Polyfluoroalkyl substance exposure in the Mid-Ohio River Valley, 1991-2012.

Autor: Herrick RL; University of Cincinnati College of Medicine, Department of Environmental Health, Cincinnati, OH, United States., Buckholz J; University of Cincinnati College of Medicine, Department of Environmental Health, Cincinnati, OH, United States., Biro FM; Division of Adolescent Medicine, Cincinnati Children's Hospital Medical Center, Cincinnati, OH, United States., Calafat AM; Division of Laboratory Sciences, National Center for Environmental Health, Centers for Disease Control and Prevention, Atlanta, GA, United States., Ye X; Division of Laboratory Sciences, National Center for Environmental Health, Centers for Disease Control and Prevention, Atlanta, GA, United States., Xie C; University of Cincinnati College of Medicine, Department of Environmental Health, Cincinnati, OH, United States., Pinney SM; University of Cincinnati College of Medicine, Department of Environmental Health, Cincinnati, OH, United States. Electronic address: pinneysm@ucmail.uc.edu.
Jazyk: angličtina
Zdroj: Environmental pollution (Barking, Essex : 1987) [Environ Pollut] 2017 Sep; Vol. 228, pp. 50-60. Date of Electronic Publication: 2017 May 13.

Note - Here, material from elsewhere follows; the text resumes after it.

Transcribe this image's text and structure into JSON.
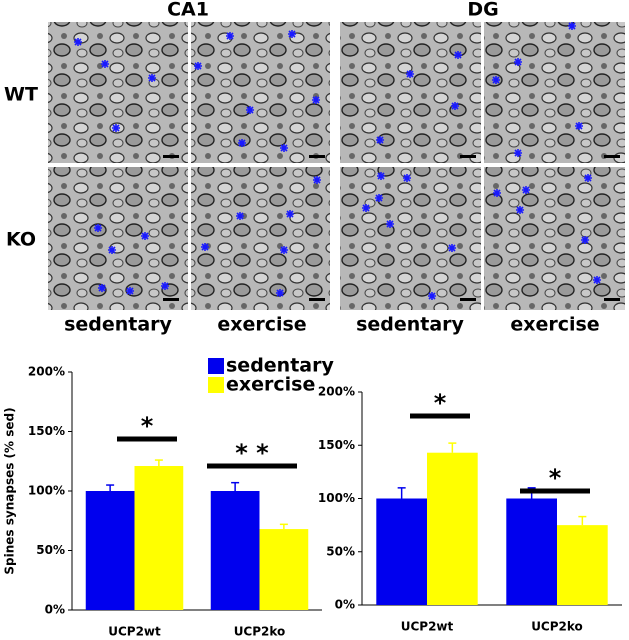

DOI: 10.1016/j.envpol.2017.04.092
Abstrakt: Background: Industrial discharges of perfluorooctanoic acid (PFOA) to the Ohio River, contaminating water systems near Parkersburg, WV, were previously associated with nearby residents' serum PFOA concentrations above US general population medians. Ohio River PFOA concentrations downstream are elevated, suggesting Mid-Ohio River Valley residents are exposed through drinking water.
Objectives: Quantify PFOA and 10 other per- and polyfluoroalkyl substances (PFAS) in Mid-Ohio River Valley resident sera collected between 1991 and 2013 and determine whether the Ohio River and Ohio River Aquifer are exposure sources.
Methods: We measured eleven PFAS in 1608 sera from 931 participants. Serum PFOA concentration and water source associations were assessed using linear mixed-effects models. We estimated between-sample serum PFOA using one-compartment pharmacokinetics for participants with multiple samples.
Results: In serum samples collected as early as 1991, PFOA (median = 7.6 ng/mL) was detected in 99.9% of sera; 47% had concentrations greater than US population 95th percentiles. Five other PFAS were detected in greater than 82% of samples; median other PFAS concentrations were similar to the US general population. Serum PFOA was significantly associated with water source, sampling year, age at sampling, tap water consumption, pregnancy, gravidity and breastfeeding. Serum PFOA was 40-60% lower with granular activated carbon (GAC) use. Repeated measurements and pharmacokinetics suggest serum PFOA peaked 2000-2006 for participants using water without GAC treatment; where GAC was used, serum PFOA concentrations decreased from 1991 to 2012.
Conclusions: Mid-Ohio River Valley residents appear to have PFOA, but not other PFAS, serum concentrations above US population levels. Drinking water from the Ohio River and Ohio River Aquifer, primarily contaminated by industrial discharges 209-666 km upstream, is likely the primary exposure source. GAC treatment of drinking water mitigates, but does not eliminate, PFOA exposure.